NEW DELHI, INDIA: There has been no wrongdoing in the allocation of second generation (2G) spectrum, the government told the Supreme Court Thursday.
Attorney General G. Vahanvati told judges G.S. Singhvi and Asok Kumar Ganguly that everything in the allocation of 2G licences was in conformity with the then national telecom policy.
Vahanvati said that in the grant of the licences, revenue was not a consideration and the government's goal was to increase teledensity.
He said this in reply to a petition by Janata Party President Subramanian Swamy seeking the cancellation of 2G licences on grounds that these were granted arbitrarily and in breach of the first-cum-first served policy.
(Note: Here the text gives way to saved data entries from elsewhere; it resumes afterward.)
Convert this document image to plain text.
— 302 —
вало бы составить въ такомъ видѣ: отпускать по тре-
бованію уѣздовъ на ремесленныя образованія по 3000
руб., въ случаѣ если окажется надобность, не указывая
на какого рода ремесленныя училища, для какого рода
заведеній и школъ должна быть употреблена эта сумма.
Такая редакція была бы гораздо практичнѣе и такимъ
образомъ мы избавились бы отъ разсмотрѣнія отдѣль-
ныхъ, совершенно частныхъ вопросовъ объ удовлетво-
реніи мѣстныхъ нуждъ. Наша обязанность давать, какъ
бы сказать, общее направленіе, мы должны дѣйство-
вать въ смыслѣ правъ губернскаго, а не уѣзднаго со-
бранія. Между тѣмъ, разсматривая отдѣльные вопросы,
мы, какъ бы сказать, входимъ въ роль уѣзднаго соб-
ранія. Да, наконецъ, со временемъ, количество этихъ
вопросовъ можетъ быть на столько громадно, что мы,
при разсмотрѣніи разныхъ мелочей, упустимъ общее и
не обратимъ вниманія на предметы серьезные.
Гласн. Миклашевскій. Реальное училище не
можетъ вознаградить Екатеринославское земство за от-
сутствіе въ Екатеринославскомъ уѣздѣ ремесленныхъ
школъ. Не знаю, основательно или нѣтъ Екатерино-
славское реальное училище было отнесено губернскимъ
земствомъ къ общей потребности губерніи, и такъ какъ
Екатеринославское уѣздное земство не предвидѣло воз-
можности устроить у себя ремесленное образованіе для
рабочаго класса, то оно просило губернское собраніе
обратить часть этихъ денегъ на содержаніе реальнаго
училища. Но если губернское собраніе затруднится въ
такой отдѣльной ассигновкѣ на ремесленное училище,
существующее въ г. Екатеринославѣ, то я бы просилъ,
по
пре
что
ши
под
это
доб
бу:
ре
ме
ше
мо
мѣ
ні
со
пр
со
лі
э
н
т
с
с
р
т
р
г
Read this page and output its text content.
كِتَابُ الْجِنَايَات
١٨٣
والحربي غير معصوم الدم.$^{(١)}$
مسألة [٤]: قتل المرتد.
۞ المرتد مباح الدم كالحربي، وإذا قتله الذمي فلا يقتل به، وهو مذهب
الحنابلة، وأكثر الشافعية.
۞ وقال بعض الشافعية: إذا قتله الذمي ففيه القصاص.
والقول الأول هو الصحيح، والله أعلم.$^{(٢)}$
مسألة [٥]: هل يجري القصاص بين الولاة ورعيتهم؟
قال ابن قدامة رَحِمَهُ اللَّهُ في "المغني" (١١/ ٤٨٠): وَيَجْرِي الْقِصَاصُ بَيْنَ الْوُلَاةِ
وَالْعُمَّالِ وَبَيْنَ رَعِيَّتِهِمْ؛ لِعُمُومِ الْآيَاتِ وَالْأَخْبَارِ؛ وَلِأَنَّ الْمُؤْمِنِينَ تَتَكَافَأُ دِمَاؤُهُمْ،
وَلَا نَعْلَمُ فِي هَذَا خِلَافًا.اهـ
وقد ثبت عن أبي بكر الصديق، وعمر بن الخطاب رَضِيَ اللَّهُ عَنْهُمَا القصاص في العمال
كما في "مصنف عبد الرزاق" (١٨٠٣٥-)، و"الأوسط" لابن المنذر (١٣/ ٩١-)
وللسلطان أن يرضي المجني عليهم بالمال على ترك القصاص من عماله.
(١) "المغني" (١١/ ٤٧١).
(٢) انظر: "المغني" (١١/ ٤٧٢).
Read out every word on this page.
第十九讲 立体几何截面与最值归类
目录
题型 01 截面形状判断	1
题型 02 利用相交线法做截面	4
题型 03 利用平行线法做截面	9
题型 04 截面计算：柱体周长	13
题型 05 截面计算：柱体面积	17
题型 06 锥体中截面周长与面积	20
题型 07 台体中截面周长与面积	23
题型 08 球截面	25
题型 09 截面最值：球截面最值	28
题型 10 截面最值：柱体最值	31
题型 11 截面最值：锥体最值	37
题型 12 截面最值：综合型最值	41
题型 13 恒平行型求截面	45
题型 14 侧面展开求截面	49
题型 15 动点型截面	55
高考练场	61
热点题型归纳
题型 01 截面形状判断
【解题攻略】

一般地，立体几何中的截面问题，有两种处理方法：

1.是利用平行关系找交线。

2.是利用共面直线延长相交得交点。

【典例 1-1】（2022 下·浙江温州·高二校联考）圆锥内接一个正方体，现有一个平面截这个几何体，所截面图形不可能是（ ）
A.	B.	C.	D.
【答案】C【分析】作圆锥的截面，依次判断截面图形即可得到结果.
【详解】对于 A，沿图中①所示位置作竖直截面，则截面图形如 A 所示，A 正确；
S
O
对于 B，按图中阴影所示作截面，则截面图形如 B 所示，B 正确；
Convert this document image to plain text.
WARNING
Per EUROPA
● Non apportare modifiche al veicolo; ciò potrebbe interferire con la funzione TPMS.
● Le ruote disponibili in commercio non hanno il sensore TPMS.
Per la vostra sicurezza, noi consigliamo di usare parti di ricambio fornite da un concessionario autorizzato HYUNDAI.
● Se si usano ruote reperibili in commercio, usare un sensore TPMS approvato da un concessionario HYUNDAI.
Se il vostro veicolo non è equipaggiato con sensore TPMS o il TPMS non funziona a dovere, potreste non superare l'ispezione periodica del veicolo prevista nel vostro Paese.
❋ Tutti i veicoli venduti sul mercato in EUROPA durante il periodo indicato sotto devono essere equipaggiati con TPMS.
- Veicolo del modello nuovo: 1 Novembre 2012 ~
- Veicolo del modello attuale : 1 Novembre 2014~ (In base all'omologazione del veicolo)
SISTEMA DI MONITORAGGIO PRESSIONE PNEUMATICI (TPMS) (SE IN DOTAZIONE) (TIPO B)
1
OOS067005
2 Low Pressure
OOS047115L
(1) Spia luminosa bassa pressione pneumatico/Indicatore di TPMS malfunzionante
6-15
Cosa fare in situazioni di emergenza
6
Swamy also said that telecom companies had failed to comply with their contractual responsibility.
Investigation into the corruption allegations linked to the spectrum allocation led to the resignation and later arrest of A. Raja, who was the communications minister.
Meanwhile, in the latest blow to the Manmohan Singh government, Central Vigilance Commissioner P.J. Thomas quit Thursday after the Supreme Court struck down his appointment for his alleged involvement in a corruption scandal and raised the issue of "institutional integrity".
Six months after the Kerala bureaucrat was named as head of the country's anti-corruption watchdog, the Supreme Court said the appointment by a high-powered panel, consisting of Prime Minister Manmohan Singh, Home Minister P. Chidambaram and opposition leader Sushma Swaraj, did not exist in law.
Opposition Bharatiya Janata Party (BJP) had alleged that the appointment of former telecom secretary P.J. Thomas as the new Central Vigilance Commissioner (CVC) appeared to be "a deliberate attempt to cover up the 2G spectrum scandal".